CYBER WEEK - EXTRA SAVINGS EVENT
TRY A FREE LESSON

GROUP BY question

Hello,
I had two questions on the “Subqueries” Mission on Page 5
URL:Learn data science with Python and R projects

Question 1: This is the code that is on Page 5:

SELECT Major_category, SUM(TOTAL)
  FROM recent_grads
 GROUP BY Major_category
 ORDER BY SUM(TOTAL) DESC;

I tried this just to see what would happen (I took the GROUP BY out):

SELECT Major_category, SUM(TOTAL)
    FROM recent_grads
   ORDER BY SUM(TOTAL) DESC

My code only returns “Education” for the Major_category. I was wondering if someone could tell me why? Why “Education” and not something else?

Question 2:
The correct answer for this page is:

SELECT Major_category, Major
  FROM recent_grads
 WHERE Major_category IN (SELECT Major_category
                            FROM recent_grads
                           GROUP BY Major_category
                           ORDER BY SUM(TOTAL) DESC
                           LIMIT 3
                         );

I tried:

SELECT Major_category, Major
  FROM recent_grads
 WHERE Major_category IN (SELECT Major_category
                            FROM recent_grads
                           ORDER BY SUM(TOTAL) DESC
                           LIMIT 3
                         );

And this produced an error.
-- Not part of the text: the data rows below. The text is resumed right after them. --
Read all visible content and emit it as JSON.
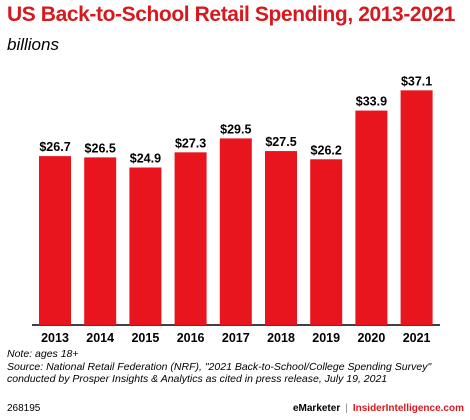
{
  "header": {
    "title": "US Back-to-School Retail Spending, 2013-2021",
    "subtitle": "billions"
  },
  "chart_data": {
    "type": "bar",
    "categories": [
      "2013",
      "2014",
      "2015",
      "2016",
      "2017",
      "2018",
      "2019",
      "2020",
      "2021"
    ],
    "values": [
      26.7,
      26.5,
      24.9,
      27.3,
      29.5,
      27.5,
      26.2,
      33.9,
      37.1
    ],
    "value_labels": [
      "$26.7",
      "$26.5",
      "$24.9",
      "$27.3",
      "$29.5",
      "$27.5",
      "$26.2",
      "$33.9",
      "$37.1"
    ],
    "ylim": [
      0,
      40
    ],
    "grid": false,
    "bar_color": "#e8141e",
    "xlabel": "",
    "ylabel": ""
  },
  "notes": {
    "line1": "Note: ages 18+",
    "line2": "Source: National Retail Federation (NRF), \"2021 Back-to-School/College Spending Survey\"",
    "line3": "conducted by Prosper Insights & Analytics as cited in press release, July 19, 2021"
  },
  "footer": {
    "id": "268195",
    "brand1": "eMarketer",
    "separator": "|",
    "brand2": "InsiderIntelligence.com"
  },
  "colors": {
    "accent": "#d7191f",
    "bar": "#e8141e"
  }
}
Why do we need the GROUP BY clause here?

First of all, SUM() is an aggregate function and it doesn’t make sense not to use it as such.

I guess this is some random data you have got.

And the error clearly states:

misuse of aggregate: SUM()

Since SUM() is an aggregate function, we should perform an aggregation first.

@dash.debasmita,
The error that gets produced, does that mean you always have to use the “GROUP BY” clause first? I’m confused about the error because I thought ORDER BY SUM(Total) is an aggregation but it isn’t. It seems like you have to have something before it.

We can aggregate without using a GROUP BY, but in that case, we’ll be aggregating the full table. Refer here

You’re getting this error while running

SELECT Major_category, Major
  FROM recent_grads
 WHERE Major_category IN (SELECT Major_category
                            FROM recent_grads
                           ORDER BY SUM(TOTAL) DESC
                           LIMIT 3
                         );

The problem here is with the subquery,

SELECT Major_category
                            FROM recent_grads
                           ORDER BY SUM(TOTAL) DESC
                           LIMIT 3

You don’t have SUM(TOTAL) in your SELECT clause, in that case, how can you expect the result to get sorted by the SUM(TOTAL) column?

Does this answer your question?

For the correct subquery:

WHERE Major_category IN (SELECT Major_category
                            FROM recent_grads
                           GROUP BY Major_category
                           ORDER BY SUM(TOTAL) DESC
                           LIMIT 3
                         );

Why is it when you have the GROUP BY clause you don’t need to have the SUM(Total) in the SELECT clause here?

Also, how do you aggregate a full table? I thought you aggregate a column and it returns one value. I read the article and the implicit GROUP BY.

I think you got confused.
What do you get when you run

SELECT SUM(Total)
    FROM recent_grads;

So what are we trying to achieve by:

SELECT Major_category FROM recent_grads
ORDER BY SUM(Total);

I’m going to take a break from SQL. Something just isn’t clicking with me on the topic. Thank you for answering my questions though.